Editor’s note: This story has been updated to clarify that the issue of funding for the Civil War history center will not be on the City Council agenda Monday night unless the council approves adding it.
The Cumberland County Board of Commissioners on Thursday, Sept. 8, is expected to decide whether to consider a request to fund the proposed N.C. Civil War & Reconstruction History Center.
The issue is on the agenda for the board’s agenda-setting session. If the board agrees to the proposal, the item will be placed on the board’s Sept. 19 regular meeting agenda.
Also on Thursday, the board will consider funding for the T.J. Robinson Life Center in Hope Mills.

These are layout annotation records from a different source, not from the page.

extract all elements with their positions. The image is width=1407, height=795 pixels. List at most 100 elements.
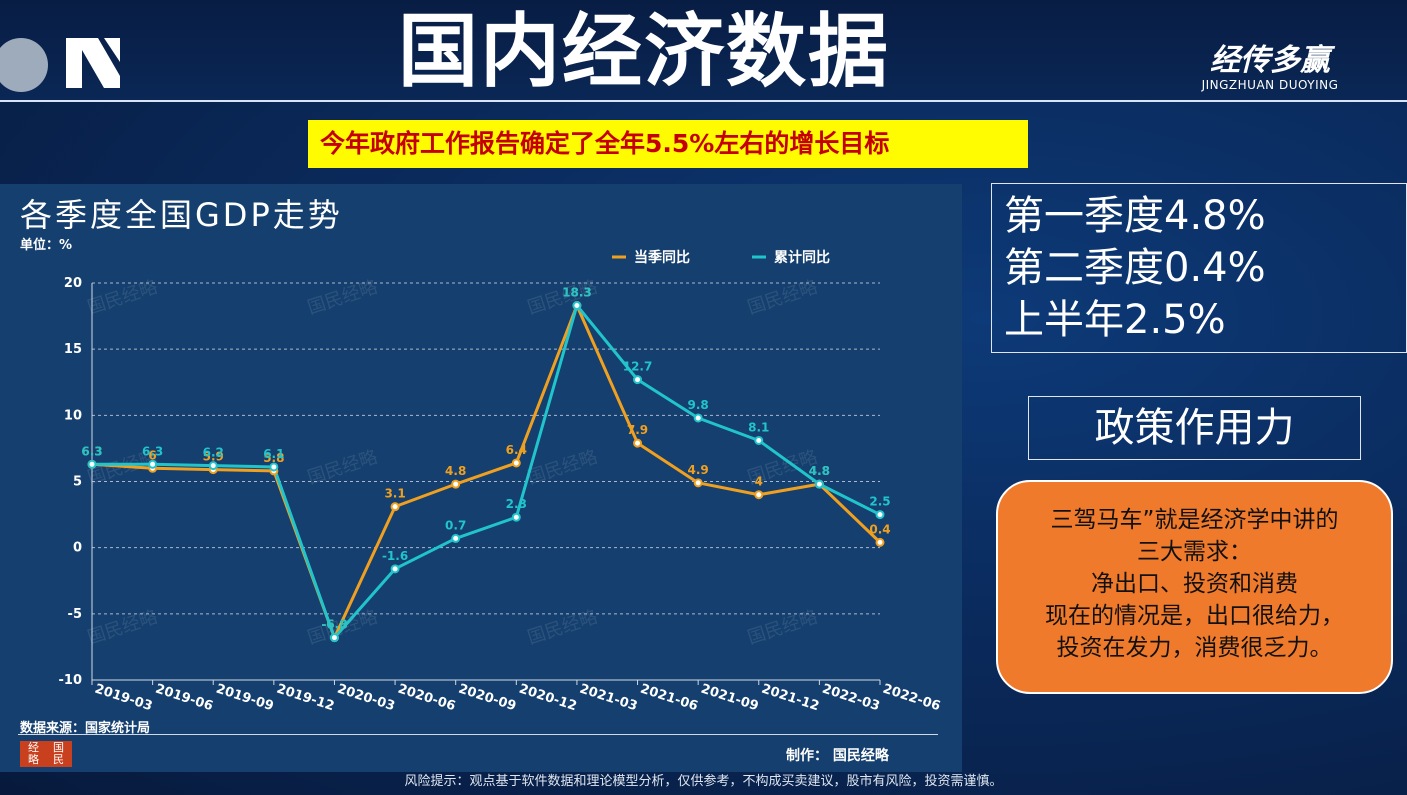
data-label: 6.4	[506, 443, 527, 457]
data-label: 6.3	[81, 444, 102, 458]
x-tick-label: 2019-06	[153, 682, 214, 715]
legend-label: 当季同比	[634, 249, 690, 266]
data-label: 2.5	[869, 495, 890, 509]
decorative-circle	[0, 38, 48, 92]
data-point	[754, 435, 764, 445]
logo-n-icon	[66, 38, 120, 88]
data-point	[390, 564, 400, 574]
x-tick-label: 2022-03	[820, 682, 881, 715]
callout-line: 三驾马车”就是经济学中讲的	[1050, 507, 1339, 533]
three-demands-callout: 三驾马车”就是经济学中讲的 三大需求： 净出口、投资和消费 现在的情况是，出口很…	[996, 480, 1393, 694]
stat-q2: 第二季度0.4%	[1004, 245, 1266, 291]
brand-logo: 经传多赢 JINGZHUAN DUOYING	[1190, 43, 1350, 93]
stamp-char: 国	[53, 741, 64, 754]
brand-name: 经传多赢	[1210, 43, 1330, 78]
watermark-text: 国民经略	[85, 607, 160, 649]
chart-unit: 单位：%	[20, 238, 73, 253]
y-tick-label: -10	[59, 673, 83, 688]
data-label: 6.2	[203, 446, 224, 460]
x-tick-label: 2022-06	[881, 682, 942, 715]
x-tick-label: 2020-09	[456, 682, 517, 715]
data-point	[451, 479, 461, 489]
data-point	[633, 375, 643, 385]
divider	[18, 734, 938, 735]
data-label: 0.7	[445, 518, 466, 532]
data-label: 4	[755, 475, 763, 489]
data-source: 数据来源：国家统计局	[20, 721, 151, 736]
callout-line: 现在的情况是，出口很给力，	[1045, 603, 1344, 629]
data-label: 12.7	[623, 360, 653, 374]
data-label: -6.8	[321, 618, 347, 632]
data-point	[148, 459, 158, 469]
x-tick-label: 2019-03	[93, 682, 154, 715]
data-point	[814, 479, 824, 489]
risk-disclaimer: 风险提示：观点基于软件数据和理论模型分析，仅供参考，不构成买卖建议，股市有风险，…	[404, 774, 1003, 789]
data-point	[329, 633, 339, 643]
gdp-stats-box: 第一季度4.8% 第二季度0.4% 上半年2.5%	[991, 183, 1407, 353]
data-label: 18.3	[562, 285, 592, 299]
data-point	[390, 502, 400, 512]
x-tick-label: 2020-12	[517, 682, 578, 715]
growth-target-banner: 今年政府工作报告确定了全年5.5%左右的增长目标	[308, 120, 1028, 168]
data-point	[511, 512, 521, 522]
stat-h1: 上半年2.5%	[1004, 297, 1226, 343]
watermark-text: 国民经略	[305, 447, 380, 489]
series-line	[91, 303, 882, 640]
data-label: 6.3	[81, 444, 102, 458]
data-label: 3.1	[384, 487, 405, 501]
page-title: 国内经济数据	[398, 5, 890, 98]
stat-q1: 第一季度4.8%	[1004, 193, 1266, 239]
data-label: 4.8	[809, 464, 830, 478]
data-point	[875, 537, 885, 547]
data-point	[269, 462, 279, 472]
stamp-char: 经	[28, 741, 39, 754]
data-label: 4.9	[688, 463, 709, 477]
data-label: 5.8	[263, 451, 284, 465]
y-tick-label: 20	[64, 276, 82, 291]
chart-title: 各季度全国GDP走势	[20, 196, 343, 234]
data-label: 7.9	[627, 423, 648, 437]
data-point	[754, 490, 764, 500]
gdp-chart-panel: 国民经略 国民经略 国民经略 国民经略 国民经略 国民经略 国民经略 国民经略 国民经略 国民经略…	[0, 184, 962, 772]
data-point	[572, 300, 582, 310]
series-line	[92, 303, 881, 640]
y-tick-label: 10	[64, 408, 82, 423]
data-point	[633, 438, 643, 448]
x-tick-label: 2021-03	[578, 682, 639, 715]
data-label: 0.4	[869, 522, 890, 536]
data-point	[693, 413, 703, 423]
watermark-text: 国民经略	[525, 447, 600, 489]
y-tick-label: 15	[64, 342, 82, 357]
data-label: 2.3	[506, 497, 527, 511]
data-label: 18.3	[562, 285, 592, 299]
x-tick-label: 2021-06	[638, 682, 699, 715]
header-bar: 国内经济数据 经传多赢 JINGZHUAN DUOYING	[0, 0, 1407, 102]
data-label: 6.1	[263, 447, 284, 461]
data-label: 8.1	[748, 420, 769, 434]
x-tick-label: 2021-12	[760, 682, 821, 715]
y-tick-label: 0	[73, 541, 82, 556]
data-label: 6	[148, 448, 156, 462]
stamp-char: 民	[53, 753, 64, 766]
x-tick-label: 2019-09	[214, 682, 275, 715]
callout-line: 投资在发力，消费很乏力。	[1056, 635, 1333, 661]
y-tick-label: 5	[73, 475, 82, 490]
data-label: 4.8	[445, 464, 466, 478]
data-point	[87, 459, 97, 469]
watermark-text: 国民经略	[745, 607, 820, 649]
data-label: -1.6	[382, 549, 408, 563]
policy-label: 政策作用力	[1028, 396, 1361, 460]
data-label: 5.9	[203, 450, 224, 464]
x-tick-label: 2019-12	[275, 682, 336, 715]
seal-stamp: 经 国 略 民	[20, 741, 72, 767]
data-point	[451, 533, 461, 543]
y-tick-label: -5	[68, 607, 82, 622]
data-point	[511, 458, 521, 468]
stamp-char: 略	[28, 753, 39, 766]
x-tick-label: 2021-09	[699, 682, 760, 715]
data-point	[208, 461, 218, 471]
callout-line: 净出口、投资和消费	[1091, 571, 1298, 597]
data-label: 4.8	[809, 464, 830, 478]
x-tick-label: 2020-03	[335, 682, 396, 715]
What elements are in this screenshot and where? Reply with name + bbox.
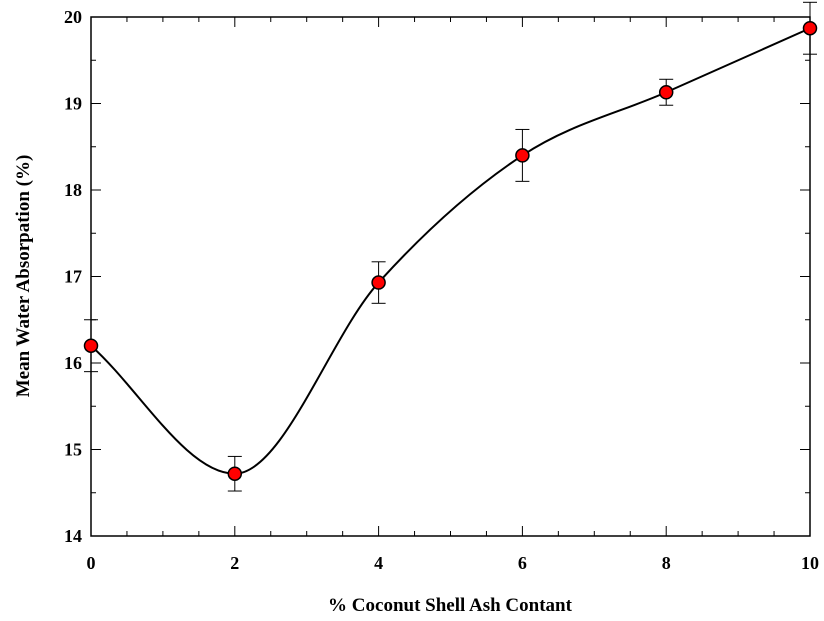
x-tick-label: 4 xyxy=(374,553,383,573)
error-bars xyxy=(84,1,817,492)
y-axis-label: Mean Water Absorpation (%) xyxy=(13,155,34,398)
x-tick-label: 6 xyxy=(518,553,527,573)
y-tick-labels: 14 15 16 17 18 19 20 xyxy=(64,7,82,546)
data-point xyxy=(515,148,530,163)
data-point xyxy=(802,20,818,36)
data-point xyxy=(658,85,674,100)
y-tick-label: 19 xyxy=(64,94,82,114)
y-ticks xyxy=(91,16,810,537)
x-tick-label: 8 xyxy=(662,553,671,573)
y-tick-label: 18 xyxy=(64,180,82,200)
data-point xyxy=(227,466,243,481)
y-tick-label: 15 xyxy=(64,440,82,460)
x-tick-label: 0 xyxy=(87,553,96,573)
x-tick-labels: 0 2 4 6 8 10 xyxy=(87,553,820,573)
y-tick-label: 20 xyxy=(64,7,82,27)
y-tick-label: 16 xyxy=(64,353,82,373)
x-axis-label: % Coconut Shell Ash Contant xyxy=(328,595,573,616)
data-point xyxy=(371,275,386,290)
series-line xyxy=(90,27,811,475)
y-tick-label: 17 xyxy=(64,267,82,287)
data-point xyxy=(83,338,99,353)
x-ticks xyxy=(90,17,811,536)
plot-frame xyxy=(90,16,811,537)
x-tick-label: 10 xyxy=(801,553,819,573)
x-tick-label: 2 xyxy=(230,553,239,573)
y-tick-label: 14 xyxy=(64,526,82,546)
data-points xyxy=(83,20,818,481)
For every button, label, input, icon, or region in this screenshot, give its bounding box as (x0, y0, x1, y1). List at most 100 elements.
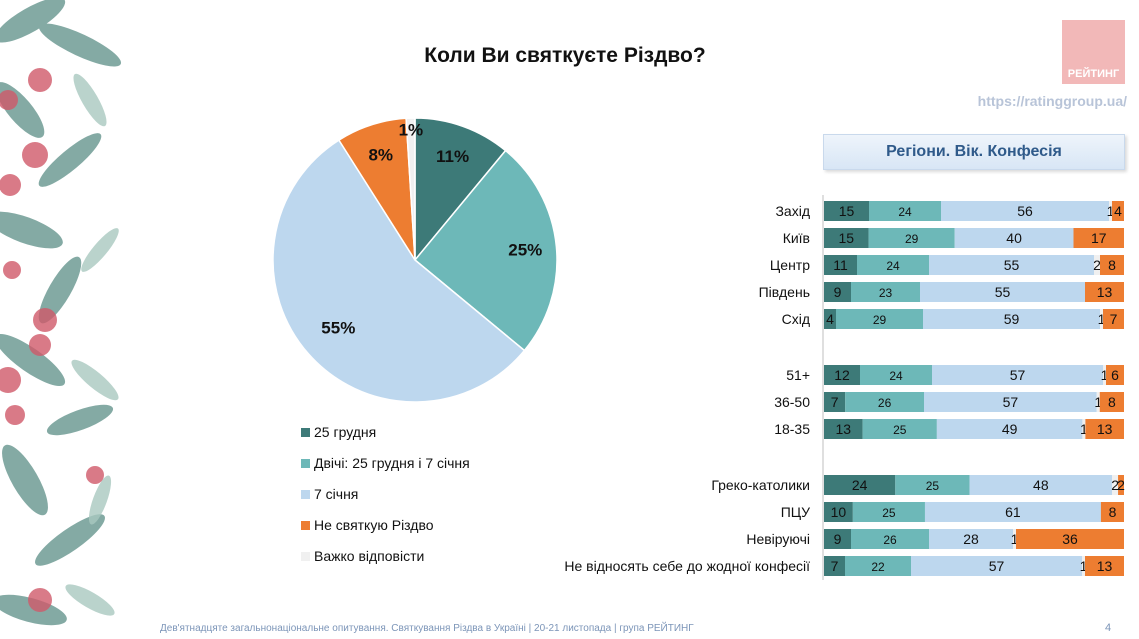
bar-segment (824, 365, 860, 385)
bar-row-label: Південь (759, 284, 810, 300)
bar-segment (941, 201, 1109, 221)
legend-swatch (301, 521, 310, 530)
bar-value-label: 10 (831, 504, 847, 520)
bar-segment (1100, 309, 1103, 329)
bar-segment (852, 502, 925, 522)
bar-value-label: 13 (1097, 284, 1113, 300)
bar-row-label: Київ (783, 230, 810, 246)
legend-swatch (301, 428, 310, 437)
bar-segment (824, 392, 846, 412)
bar-segment (857, 255, 929, 275)
bar-row-label: 18-35 (774, 421, 810, 437)
bar-segment (929, 529, 1013, 549)
bar-value-label: 24 (852, 477, 868, 493)
bar-segment (824, 255, 857, 275)
bar-segment (824, 228, 869, 248)
bar-value-label: 22 (871, 560, 885, 574)
pie-slice (413, 149, 558, 352)
bar-value-label: 57 (989, 558, 1005, 574)
bar-row-label: 51+ (786, 367, 810, 383)
rating-logo: РЕЙТИНГ (1062, 20, 1125, 84)
legend-label: Двічі: 25 грудня і 7 січня (314, 455, 470, 471)
bar-segment (1096, 392, 1100, 412)
bar-segment (1085, 282, 1124, 302)
bar-value-label: 1 (1011, 531, 1019, 547)
bar-row-label: Центр (770, 257, 810, 273)
bar-segment (845, 392, 924, 412)
bar-segment (920, 282, 1085, 302)
bar-segment (1112, 475, 1119, 495)
legend-label: Важко відповісти (314, 548, 425, 564)
bar-row-label: Греко-католики (711, 477, 810, 493)
pie-slice (414, 117, 507, 263)
pie-chart: 11% 25% 55% 8% 1% (272, 117, 558, 403)
bar-segment (824, 529, 851, 549)
bar-value-label: 9 (834, 284, 842, 300)
bar-segment (851, 282, 920, 302)
chart-title: Коли Ви святкуєте Різдво? (424, 44, 706, 67)
footer-text: Дев'ятнадцяте загальнонаціональне опитув… (160, 623, 694, 634)
bar-row-label: Захід (775, 203, 810, 219)
bar-value-label: 8 (1108, 257, 1116, 273)
bar-value-label: 1 (1080, 421, 1088, 437)
pie-slice-label: 1% (399, 120, 424, 139)
bar-segment (924, 502, 1101, 522)
bar-row-label: 36-50 (774, 394, 810, 410)
bar-value-label: 1 (1101, 367, 1109, 383)
bar-segment (824, 282, 851, 302)
bar-segment (1094, 255, 1100, 275)
bar-value-label: 48 (1033, 477, 1049, 493)
bar-value-label: 36 (1062, 531, 1078, 547)
pie-slice-label: 55% (321, 319, 355, 338)
bar-value-label: 2 (1117, 477, 1125, 493)
bar-value-label: 59 (1004, 311, 1020, 327)
page-number: 4 (1105, 622, 1112, 634)
bar-segment (1103, 365, 1106, 385)
bar-segment (911, 556, 1082, 576)
bar-segment (932, 365, 1103, 385)
bar-value-label: 1 (1094, 394, 1102, 410)
bar-segment (1106, 365, 1124, 385)
bar-value-label: 7 (831, 394, 839, 410)
bar-segment (824, 201, 869, 221)
bar-value-label: 49 (1002, 421, 1018, 437)
bar-segment (929, 255, 1094, 275)
bar-value-label: 55 (995, 284, 1011, 300)
bar-value-label: 61 (1005, 504, 1021, 520)
bar-value-label: 26 (878, 396, 892, 410)
bar-value-label: 7 (1110, 311, 1118, 327)
bar-value-label: 25 (926, 479, 940, 493)
bar-segment (969, 475, 1113, 495)
bar-segment (824, 556, 845, 576)
bar-value-label: 17 (1091, 230, 1107, 246)
holly-decoration (0, 0, 135, 639)
bar-value-label: 13 (1097, 558, 1113, 574)
bar-segment (1109, 201, 1112, 221)
legend-label: 7 січня (314, 486, 359, 502)
bar-value-label: 40 (1006, 230, 1022, 246)
bar-value-label: 24 (898, 205, 912, 219)
pie-slice (405, 117, 416, 261)
bar-segment (1100, 255, 1124, 275)
bar-row-label: Невіруючі (746, 531, 810, 547)
bar-segment (936, 419, 1083, 439)
bar-value-label: 13 (1097, 421, 1113, 437)
bar-value-label: 15 (838, 230, 854, 246)
bar-segment (824, 475, 896, 495)
bar-value-label: 26 (883, 533, 897, 547)
bar-value-label: 11 (833, 257, 848, 273)
bar-value-label: 13 (836, 421, 852, 437)
bar-segment (1085, 556, 1124, 576)
legend-swatch (301, 552, 310, 561)
legend-label: 25 грудня (314, 424, 377, 440)
website-url[interactable]: https://ratinggroup.ua/ (977, 93, 1127, 109)
pie-slice-label: 11% (436, 147, 469, 166)
bar-value-label: 6 (1111, 367, 1119, 383)
bar-value-label: 4 (826, 311, 834, 327)
bar-value-label: 9 (834, 531, 842, 547)
pie-slice-label: 25% (508, 241, 542, 260)
legend-swatch (301, 490, 310, 499)
bar-value-label: 28 (963, 531, 979, 547)
bar-value-label: 4 (1114, 203, 1122, 219)
bar-segment (954, 228, 1074, 248)
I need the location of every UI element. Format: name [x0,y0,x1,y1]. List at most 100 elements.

At the June 9 agenda session, center director Charlotte Robinson presented information about the T.J. Life Center and the programs it provides. Robinson asked that the county provide $5,000 a month for 10 years to fund center programs, which include midnight basketball, showers for homeless students, special needs sports programs, and a juvenile diversion program.
The board at that meeting directed County Manager Amy Cannon to put the item back on the August agenda session. Cannon recommends the board consider the funding request.
Mac Healy, chairman of the history center foundation’s board of directors, also made a presentation and updated the commissioners on the history center project. Healy and the history center committee are asking the commissioners to commit to the $7.5 million the board previously designated for this project through a resolution. That original resolution of support expired on Dec. 31, 2020, according to Cannon.
In a letter to the board, Healy states, “Our intent is to ask for a reconsideration of the January 17, 2017 resolution in which the Commission offered support for the History Center project. We recognize that the resolution documenting the County’s commitment of $7.5 million to the project had several requirements that the History Center Foundation was required to meet. Due to the State of North Carolina not having a budget for over two years some of the requirements are associated with dates that have expired.”
In his letter, Healy went on to say that the county’s and city’s commitments to the project — an expected $7.5 million from each — allowed the committee to convince the state legislature to provide nearly $60 million in major support in the current state budget toward the center’s development.
“We have now met or exceeded all the requirements,” Healy wrote.
In her memorandum in the agenda packet, Cannon recommends the board consider the funding request.
A group supporting the history center appeared before the Fayetteville City Council during a work session Tuesday night pushing for the city’s financial support.
Because the city agreed to provide land and Civil War-era buildings for the project, its proposed allocation has been reduced to $6.5 million.
The City Council was deadlocked Tuesday night on whether to move forward with funding, but councilwoman Brenda McNair has since said she misvoted on the issue.
City Manager Doug Hewett on Wednesday said the matter will not be on Monday night’s agenda unless the council approves adding it.
The commissioners also are expected to go into closed session to consider acquiring real property and for attorney-client matters.
The agenda session begins at 1 p.m. in Room 564 of the Judge E. Maurice Braswell Cumberland County Courthouse.